Bill Swann is a Professor of Social and Personality Psychology at the University of Texas at Austin. His primary appointment is in the Social-Personality area of the Psychology Department, but he also has appointments in Clinical Psychology and in the School of Business. He received his Ph.D. from the University of Minnesota and undergraduate degree from Gettysburg College. Bill has been a Fellow at Princeton University and at the Center for Advanced Study in the Behavioral Sciences. He has also been elected a fellow of the American Psychological Association and the American Psychological Society. He has received multiple research scientist development awards from the National Institutes of Mental Health and research awards from the National Science Foundation, the National Institutes of Mental Health and the National Institute on Drug Abuse. In 2010, he served as President of the Society of Experimental Social Psychology.


  • Swann is not the first to propose the widening of your in-group. I usually associate this view with Peter Singer’s expanding circle. However, from existing research on the evolution of ethnocentrism we don’t know an actual mechanism that would allow this expansion. Usually agents will pick the most restrictive groups (smallest possible in-group, biggest out-group) that they can, with the ideal being pure kin-selection. It doesn’t seem that we can simply expand our moral circle, and if a theorist says we can then he should provide a concrete mechanism that can be shown to be sound either mathematically or by simulation.

    • Peter Turchin says:

      We actually belong to multiple cooperating groups. A particularly interesting form of organization is when we belong to a nested set of groups, e.g.: family, locality, subethnie (regional identity), ethnie, and metaethnic group (e.g., all Sunni). So there is no contradiction between cooperating more closely with a smaller-scale group, but still being able to cooperate on other matters with higher-scale groups. All we need to do is to learn how to cooperate within the largest group, the whole humanity, to stop the wars. We haven’t got this far, but it is within reach.

      • I don’t understand what evidence you have for this belief, apart from “it’d be nice if it was true”. What mechanism do you suggest for promoting the generalization of ethnocentric cooperation to a setting with no out-group?

  • Hiroko Inoue says:

    The similar idea with Robber’s Cave experiment is the Contact Hypothesis (by Gordon Allport) in social psychology. In this hypothesis, one additional condition not mentioned in here besides the existence of superordinate goal and authoritative figure who direct the cooperative task is a common status taken by the competing groups. It is argued that the equal status, even if temporarily, taken by the competing groups reduces the prejudice or hostile feeling to the other group.

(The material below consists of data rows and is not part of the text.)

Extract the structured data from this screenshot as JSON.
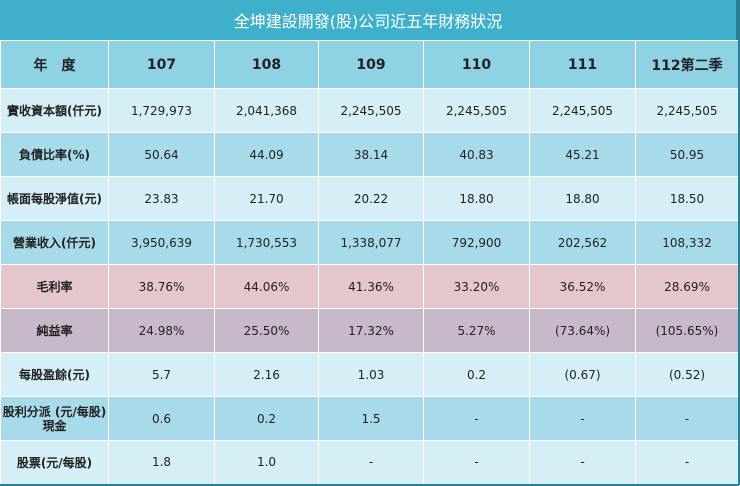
{
  "title": "全坤建設開發(股)公司近五年財務狀況",
  "header": {
    "label": "年　度",
    "years": [
      "107",
      "108",
      "109",
      "110",
      "111",
      "112第二季"
    ]
  },
  "rows": [
    {
      "label": "實收資本額(仟元)",
      "values": [
        "1,729,973",
        "2,041,368",
        "2,245,505",
        "2,245,505",
        "2,245,505",
        "2,245,505"
      ]
    },
    {
      "label": "負債比率(%)",
      "values": [
        "50.64",
        "44.09",
        "38.14",
        "40.83",
        "45.21",
        "50.95"
      ]
    },
    {
      "label": "帳面每股淨值(元)",
      "values": [
        "23.83",
        "21.70",
        "20.22",
        "18.80",
        "18.80",
        "18.50"
      ]
    },
    {
      "label": "營業收入(仟元)",
      "values": [
        "3,950,639",
        "1,730,553",
        "1,338,077",
        "792,900",
        "202,562",
        "108,332"
      ]
    },
    {
      "label": "毛利率",
      "values": [
        "38.76%",
        "44.06%",
        "41.36%",
        "33.20%",
        "36.52%",
        "28.69%"
      ]
    },
    {
      "label": "純益率",
      "values": [
        "24.98%",
        "25.50%",
        "17.32%",
        "5.27%",
        "(73.64%)",
        "(105.65%)"
      ]
    },
    {
      "label": "每股盈餘(元)",
      "values": [
        "5.7",
        "2.16",
        "1.03",
        "0.2",
        "(0.67)",
        "(0.52)"
      ]
    },
    {
      "label_line1": "股利分派 (元/每股)",
      "label_line2": "現金",
      "values": [
        "0.6",
        "0.2",
        "1.5",
        "-",
        "-",
        "-"
      ]
    },
    {
      "label": "股票(元/每股)",
      "values": [
        "1.8",
        "1.0",
        "-",
        "-",
        "-",
        "-"
      ]
    }
  ],
  "colors": {
    "title_bg": "#3fb0c9",
    "header_bg": "#8fd2e3",
    "row_light": "#d6eef6",
    "row_dark": "#a8dbe9",
    "row_pink": "#e5c6cc",
    "row_mauve": "#c7b9c9"
  }
}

    In an experimental condition, having the groups of equal status is easy (–as the boys in the Robber’s cave experiment), but it is not likely in reality. This is often pointed out against the hypothesis, but usually competing groups (in-group vs. out-group) include different status.
    in reality, social glue may be fostered to some extent by having international trade as Steven Pinker points out, but the trade includes the relationship of an unequal exchange grounded on status differences. In particular in top-down attempt to foster social glue, already existing status hierarchy among groups would be another obstacle for reducing competitions and establishing social glue.

    • Peter Turchin says:

      Hiroko, this is an interesting point, and it rings true to me. Any kind of inequality seems to be corrosive of cooperation, so inequality in status/prestige between groups should also be a barrier to establihing the bridging type of cooperation.